Adding the context time for all the y_contexts, one last time . . . 

In [None]:
# sel = df['y_context_time'].isna()
# df['y_context_time'].loc[sel] = [parent_created_at_conversion[cid] 
#                         if cid in parent_created_at_conversion.keys() else None 
#                         for cid in tqdm(df['y_context_id'].loc[sel].values)
#                         ] #df['x_context_id'].replace(parent_created_at_conversion)

In [None]:
possible_y_tags = {
    xcid: '|'.join(df['x_tag'].loc[df['x_context_id'].isin([xcid])].unique())
    for xcid in df['x_context_id'].unique()
}

df['y_tag'] = [
    possible_y_tags[ycid] if ycid in possible_y_tags.keys() 
    else None 
    for ycid in tqdm(df['y_context_id'].values)
]

And some last checks.

In [None]:
df.isna().sum()

In [None]:
df['same_context'].loc[df['y_tag'].isna()].value_counts()
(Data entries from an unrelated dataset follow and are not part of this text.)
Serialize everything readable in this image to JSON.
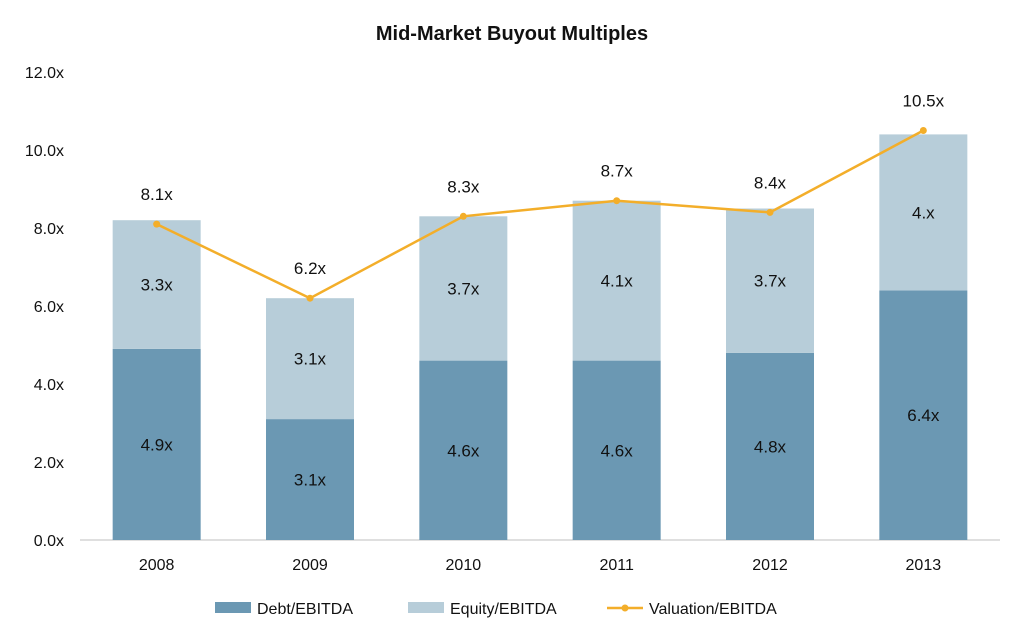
{
  "chart_data": {
    "type": "bar",
    "title": "Mid-Market Buyout Multiples",
    "categories": [
      "2008",
      "2009",
      "2010",
      "2011",
      "2012",
      "2013"
    ],
    "series": [
      {
        "name": "Debt/EBITDA",
        "kind": "stacked-bar",
        "color": "#6b98b3",
        "values": [
          4.9,
          3.1,
          4.6,
          4.6,
          4.8,
          6.4
        ],
        "labels": [
          "4.9x",
          "3.1x",
          "4.6x",
          "4.6x",
          "4.8x",
          "6.4x"
        ]
      },
      {
        "name": "Equity/EBITDA",
        "kind": "stacked-bar",
        "color": "#b7cdd9",
        "values": [
          3.3,
          3.1,
          3.7,
          4.1,
          3.7,
          4.0
        ],
        "labels": [
          "3.3x",
          "3.1x",
          "3.7x",
          "4.1x",
          "3.7x",
          "4.x"
        ]
      },
      {
        "name": "Valuation/EBITDA",
        "kind": "line",
        "color": "#f3ae2a",
        "values": [
          8.1,
          6.2,
          8.3,
          8.7,
          8.4,
          10.5
        ],
        "labels": [
          "8.1x",
          "6.2x",
          "8.3x",
          "8.7x",
          "8.4x",
          "10.5x"
        ]
      }
    ],
    "ylim": [
      0,
      12
    ],
    "yticks": [
      0,
      2,
      4,
      6,
      8,
      10,
      12
    ],
    "ytick_labels": [
      "0.0x",
      "2.0x",
      "4.0x",
      "6.0x",
      "8.0x",
      "10.0x",
      "12.0x"
    ],
    "grid": false,
    "legend_position": "bottom",
    "xlabel": "",
    "ylabel": ""
  }
}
Just in case, I also want to note when the $x$ and $y$ authors are the same.

In [None]:
del df['x_parent_id_']
del df['y_parent_id_']

In [None]:
df['same_author'] = df['x_user'] == df['y_user']

In [None]:
df['same_author'].value_counts()

Let's also take a moment now and anonymize some of the data (and save our anonymization key locally)

In [None]:
anonymize_columns = [['x_user', 'y_user'], ['x_comment_id', 'y_comment_id'], ['x_submission_id', 'y_submission_id']]
for cols in anonymize_columns:
    values = np.unique(df[cols].values)
    values = np.random.choice(values, size=(len(values),), replace=False)
    
    conversion = {val:i+1 for i,val in enumerate(values)}
    
    # save conversion dictionary
    f = open(
        os.path.join(
            OUT_PATH, 
            cols[0].replace('x_', '').replace('y_', '')+'.json'
        ), 
        'w'
    )
    f.write(json.dumps(conversion,indent=4))
    f.close()
    
    # anonymize the column
    for col in cols:
        print(col)
        df[col] = [conversion[val] for val in tqdm(df[col].values)]

Finishing this, let's save the data.

In [None]:
df.to_csv(os.path.join(OUT_PATH, OUT_NAME), index=False, encoding='utf-8')

In [None]:
df.shape

In [None]:
df['y_tag'].value_counts()